Gathered under a bright Italian sun, the demonstrators did not chant slogans but instead carefully listened to speeches by representatives of Catholic organisations, who addressed them from a podium in front of the building.
"We are here to defend the concept of a family based on a husband, a wife and children and not of husband-husband or wife-wife," said Lucia Basile, a 54-year-old mother of three.
"I do not want to condemn homosexuals but they cannot be portrayed as being normal. I do not want my son to think that it's normal to bring home a boy rather than a girl," said Basile, who is a member of a conservative church grouping.
Michele Morandi, a priest in his 30s, said he wanted "better policies to support the family as a couple with two children finds it very difficult to make ends meet."
The rally reflects mounting tensions in Roman Catholic-dominated Italy over the issue.
It has the backing of several leading conservative politicians, including former prime minister Silvio Berlusconi, who attended the gathering. "I am absolutely not opposed to protecting the rights of couple," he said.
"But, I don't think that it's necessary to establish... a second class marriage," he added.
About three kilometres (1.5 miles) away, several thousand people joined a counter-rally to defend secularism and the plan to grant homosexual couples legal status.
"All Families are Equal", "I'm Divorcing the Pope, I'm Marrying the DICO" (the title of the civil unions' plan), proclaimed protesters' banners at the counter-demonstration, called by the Radical Party.
"We want to show there is not one single Italy, but several. The law must accompany the evolution of feelings," said the party's founder Emma Bonino, who is the minister for foreign trade.
Prime Minister Romano Prodi's government proposed allowing civil unions, called DICO in Italy, in February. The planned law, which would also give unmarried heterosexual couples more rights, has met with strong opposition from conservatives and centre-left Catholics in parliament.
Several members of Prodi's own centre-left governing coalition were due to take part in the protest.
They include Paola Binetti, a senator and member of the conservative Catholic group Opus Dei who has been a prominent figure among left-wing Catholics.

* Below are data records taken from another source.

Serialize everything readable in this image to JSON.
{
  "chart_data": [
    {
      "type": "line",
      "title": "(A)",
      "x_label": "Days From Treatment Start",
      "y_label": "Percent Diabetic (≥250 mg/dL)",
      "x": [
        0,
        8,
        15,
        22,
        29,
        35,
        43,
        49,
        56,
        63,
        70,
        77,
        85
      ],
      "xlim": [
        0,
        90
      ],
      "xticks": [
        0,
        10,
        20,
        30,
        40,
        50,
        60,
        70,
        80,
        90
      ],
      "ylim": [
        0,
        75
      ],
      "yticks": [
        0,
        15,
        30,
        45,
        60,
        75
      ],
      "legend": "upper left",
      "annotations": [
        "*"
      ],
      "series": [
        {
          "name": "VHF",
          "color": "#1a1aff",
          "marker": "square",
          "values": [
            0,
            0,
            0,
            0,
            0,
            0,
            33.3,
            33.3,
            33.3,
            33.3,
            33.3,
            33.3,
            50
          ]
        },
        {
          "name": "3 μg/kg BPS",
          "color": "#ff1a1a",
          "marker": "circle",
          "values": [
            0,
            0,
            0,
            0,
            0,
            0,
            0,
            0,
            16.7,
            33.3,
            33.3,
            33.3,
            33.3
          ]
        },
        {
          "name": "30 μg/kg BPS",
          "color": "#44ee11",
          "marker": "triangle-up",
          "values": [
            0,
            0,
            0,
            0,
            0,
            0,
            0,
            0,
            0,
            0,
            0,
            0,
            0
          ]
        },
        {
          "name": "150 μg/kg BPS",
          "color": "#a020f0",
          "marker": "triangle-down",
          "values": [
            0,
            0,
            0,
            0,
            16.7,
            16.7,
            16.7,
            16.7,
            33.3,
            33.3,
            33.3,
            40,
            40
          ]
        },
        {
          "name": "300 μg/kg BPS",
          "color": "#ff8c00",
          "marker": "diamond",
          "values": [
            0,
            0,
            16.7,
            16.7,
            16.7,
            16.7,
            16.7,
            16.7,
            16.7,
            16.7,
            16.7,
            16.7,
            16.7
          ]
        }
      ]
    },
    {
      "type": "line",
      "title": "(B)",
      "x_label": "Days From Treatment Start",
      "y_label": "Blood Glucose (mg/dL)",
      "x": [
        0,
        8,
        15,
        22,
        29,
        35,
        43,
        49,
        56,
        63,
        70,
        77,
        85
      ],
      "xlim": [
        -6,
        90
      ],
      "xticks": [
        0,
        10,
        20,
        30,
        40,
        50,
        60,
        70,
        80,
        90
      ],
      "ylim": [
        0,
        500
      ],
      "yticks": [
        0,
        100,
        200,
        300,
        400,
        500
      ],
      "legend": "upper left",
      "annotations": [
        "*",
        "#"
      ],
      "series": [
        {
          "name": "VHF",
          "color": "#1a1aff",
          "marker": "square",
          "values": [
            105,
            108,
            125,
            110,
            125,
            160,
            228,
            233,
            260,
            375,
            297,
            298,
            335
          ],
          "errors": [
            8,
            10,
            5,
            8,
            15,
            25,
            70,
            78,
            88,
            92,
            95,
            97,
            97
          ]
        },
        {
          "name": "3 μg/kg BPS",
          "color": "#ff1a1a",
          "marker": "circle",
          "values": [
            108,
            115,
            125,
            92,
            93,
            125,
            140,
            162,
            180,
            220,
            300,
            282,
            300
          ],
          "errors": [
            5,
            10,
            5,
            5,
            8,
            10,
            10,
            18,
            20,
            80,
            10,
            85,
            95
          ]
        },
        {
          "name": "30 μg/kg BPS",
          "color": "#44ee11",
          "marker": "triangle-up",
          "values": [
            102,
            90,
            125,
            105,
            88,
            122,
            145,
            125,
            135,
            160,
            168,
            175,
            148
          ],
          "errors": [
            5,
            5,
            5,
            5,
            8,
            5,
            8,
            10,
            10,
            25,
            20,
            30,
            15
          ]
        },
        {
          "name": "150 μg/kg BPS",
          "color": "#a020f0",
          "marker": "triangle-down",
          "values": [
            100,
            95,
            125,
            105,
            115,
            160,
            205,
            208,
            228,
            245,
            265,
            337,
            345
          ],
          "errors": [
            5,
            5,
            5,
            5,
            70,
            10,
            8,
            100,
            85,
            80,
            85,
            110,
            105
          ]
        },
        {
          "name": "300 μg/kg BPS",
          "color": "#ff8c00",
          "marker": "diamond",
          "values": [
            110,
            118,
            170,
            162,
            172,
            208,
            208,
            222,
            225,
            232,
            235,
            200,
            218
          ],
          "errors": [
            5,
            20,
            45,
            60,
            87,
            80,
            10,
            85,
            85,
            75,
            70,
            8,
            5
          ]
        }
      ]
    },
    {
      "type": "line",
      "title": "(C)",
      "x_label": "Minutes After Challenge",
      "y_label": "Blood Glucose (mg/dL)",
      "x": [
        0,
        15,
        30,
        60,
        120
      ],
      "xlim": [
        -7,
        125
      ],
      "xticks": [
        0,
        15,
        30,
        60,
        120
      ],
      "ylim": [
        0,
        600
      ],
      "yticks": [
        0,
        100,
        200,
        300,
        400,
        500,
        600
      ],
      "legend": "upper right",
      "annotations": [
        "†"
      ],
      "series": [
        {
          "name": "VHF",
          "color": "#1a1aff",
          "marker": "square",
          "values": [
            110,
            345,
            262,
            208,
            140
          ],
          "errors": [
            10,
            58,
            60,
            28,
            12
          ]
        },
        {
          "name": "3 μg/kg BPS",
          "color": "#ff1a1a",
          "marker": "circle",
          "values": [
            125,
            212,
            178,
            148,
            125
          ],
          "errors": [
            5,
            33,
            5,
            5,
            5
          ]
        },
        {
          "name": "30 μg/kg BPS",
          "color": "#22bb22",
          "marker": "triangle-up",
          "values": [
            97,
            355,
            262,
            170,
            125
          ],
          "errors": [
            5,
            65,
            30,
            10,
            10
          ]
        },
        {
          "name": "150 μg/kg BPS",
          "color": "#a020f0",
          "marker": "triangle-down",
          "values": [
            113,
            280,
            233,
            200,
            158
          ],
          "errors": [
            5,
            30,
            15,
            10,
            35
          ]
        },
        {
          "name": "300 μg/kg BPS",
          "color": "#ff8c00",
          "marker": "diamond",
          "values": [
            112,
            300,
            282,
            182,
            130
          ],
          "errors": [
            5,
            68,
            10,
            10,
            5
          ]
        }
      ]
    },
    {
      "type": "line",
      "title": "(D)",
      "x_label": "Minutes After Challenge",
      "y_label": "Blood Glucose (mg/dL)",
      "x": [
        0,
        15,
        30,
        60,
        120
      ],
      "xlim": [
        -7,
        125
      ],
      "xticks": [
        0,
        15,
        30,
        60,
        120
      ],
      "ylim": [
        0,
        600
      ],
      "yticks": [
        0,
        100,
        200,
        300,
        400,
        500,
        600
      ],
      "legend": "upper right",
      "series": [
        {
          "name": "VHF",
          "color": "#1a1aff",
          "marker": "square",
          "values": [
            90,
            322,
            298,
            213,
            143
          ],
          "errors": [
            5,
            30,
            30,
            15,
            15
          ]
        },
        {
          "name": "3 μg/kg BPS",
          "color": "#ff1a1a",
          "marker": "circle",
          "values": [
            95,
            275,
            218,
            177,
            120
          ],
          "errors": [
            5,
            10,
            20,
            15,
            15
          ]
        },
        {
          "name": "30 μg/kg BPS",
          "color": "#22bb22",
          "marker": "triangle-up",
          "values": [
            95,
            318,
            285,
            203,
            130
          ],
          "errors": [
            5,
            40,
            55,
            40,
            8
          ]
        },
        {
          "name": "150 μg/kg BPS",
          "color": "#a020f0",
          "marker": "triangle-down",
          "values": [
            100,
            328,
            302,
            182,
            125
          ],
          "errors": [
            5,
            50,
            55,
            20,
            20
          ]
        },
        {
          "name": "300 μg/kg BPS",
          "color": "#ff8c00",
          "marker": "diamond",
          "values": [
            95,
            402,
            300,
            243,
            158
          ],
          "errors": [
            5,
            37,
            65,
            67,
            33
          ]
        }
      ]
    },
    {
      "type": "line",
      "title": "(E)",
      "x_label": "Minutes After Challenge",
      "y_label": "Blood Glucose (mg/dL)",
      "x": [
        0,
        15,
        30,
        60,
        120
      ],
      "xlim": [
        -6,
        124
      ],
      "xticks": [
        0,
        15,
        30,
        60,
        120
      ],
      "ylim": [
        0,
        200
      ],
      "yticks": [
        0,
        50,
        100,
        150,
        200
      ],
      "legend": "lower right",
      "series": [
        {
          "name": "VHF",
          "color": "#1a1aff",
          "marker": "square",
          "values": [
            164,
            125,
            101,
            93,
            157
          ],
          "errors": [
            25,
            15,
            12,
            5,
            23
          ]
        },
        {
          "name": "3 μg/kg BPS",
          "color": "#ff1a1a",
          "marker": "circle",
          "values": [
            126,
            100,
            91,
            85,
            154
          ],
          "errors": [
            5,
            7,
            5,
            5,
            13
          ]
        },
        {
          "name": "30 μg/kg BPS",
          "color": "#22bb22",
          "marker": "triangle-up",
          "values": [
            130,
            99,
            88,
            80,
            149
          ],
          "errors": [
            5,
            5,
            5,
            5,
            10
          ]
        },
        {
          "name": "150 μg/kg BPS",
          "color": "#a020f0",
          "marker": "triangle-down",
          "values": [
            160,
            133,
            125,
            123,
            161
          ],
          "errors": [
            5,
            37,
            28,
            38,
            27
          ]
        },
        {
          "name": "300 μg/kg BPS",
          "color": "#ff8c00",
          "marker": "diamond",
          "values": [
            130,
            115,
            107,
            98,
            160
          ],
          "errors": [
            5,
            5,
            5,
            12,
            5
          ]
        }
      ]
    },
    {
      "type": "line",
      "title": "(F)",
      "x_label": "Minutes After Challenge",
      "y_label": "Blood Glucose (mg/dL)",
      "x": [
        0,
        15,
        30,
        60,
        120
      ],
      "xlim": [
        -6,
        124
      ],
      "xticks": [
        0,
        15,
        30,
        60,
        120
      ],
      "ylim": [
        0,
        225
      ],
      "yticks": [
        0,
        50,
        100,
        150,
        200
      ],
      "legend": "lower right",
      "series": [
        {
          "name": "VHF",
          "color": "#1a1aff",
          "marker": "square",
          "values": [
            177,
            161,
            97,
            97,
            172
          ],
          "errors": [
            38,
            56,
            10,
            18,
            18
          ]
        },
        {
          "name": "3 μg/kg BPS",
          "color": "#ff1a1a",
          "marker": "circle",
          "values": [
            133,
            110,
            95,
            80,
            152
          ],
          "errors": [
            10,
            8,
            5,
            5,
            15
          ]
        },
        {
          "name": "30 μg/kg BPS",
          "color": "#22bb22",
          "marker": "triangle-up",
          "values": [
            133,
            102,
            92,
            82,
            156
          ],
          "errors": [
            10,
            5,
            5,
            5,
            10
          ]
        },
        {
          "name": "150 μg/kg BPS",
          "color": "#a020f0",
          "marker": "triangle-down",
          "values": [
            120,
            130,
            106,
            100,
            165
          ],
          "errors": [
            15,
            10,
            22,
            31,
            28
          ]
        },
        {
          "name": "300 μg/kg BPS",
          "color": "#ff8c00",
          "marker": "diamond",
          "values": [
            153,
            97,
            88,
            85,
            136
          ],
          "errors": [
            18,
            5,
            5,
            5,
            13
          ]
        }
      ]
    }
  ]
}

Pope Benedict XVI, currently on a tour of Brazil, on Friday spoke out against hedonism and the "worrying disorientation" of society, with marriage and the family under attack. He also upheld the traditional values of fidelity in marriage and chastity for priests.
The annual number of marriages in Italy, an overwhelmingly Catholic country, fell from 419,000 in 1972 to 250,000 in 2005. The number of children born to unwed parents has doubled in 10 years.
The Catholic Church has often been accused of interference in political affairs. It has asked bishops not to protest, but did encourage priests, nuns and churchgoers to take part.
Tensions over the issue have mounted.
Top Italian Archbishop Angelo Bagnasco recently received a bullet and his photograph stamped with a swastika in the mail, apparently for his opposition to civil unions.
Bagnasco, who is archbishop of Genoa and also president of the Italian Episcopal Conference, maintains that a family can only be founded on marriage between a man and a woman and has appeared to compare same-sex partnerships to incest or paedophilia.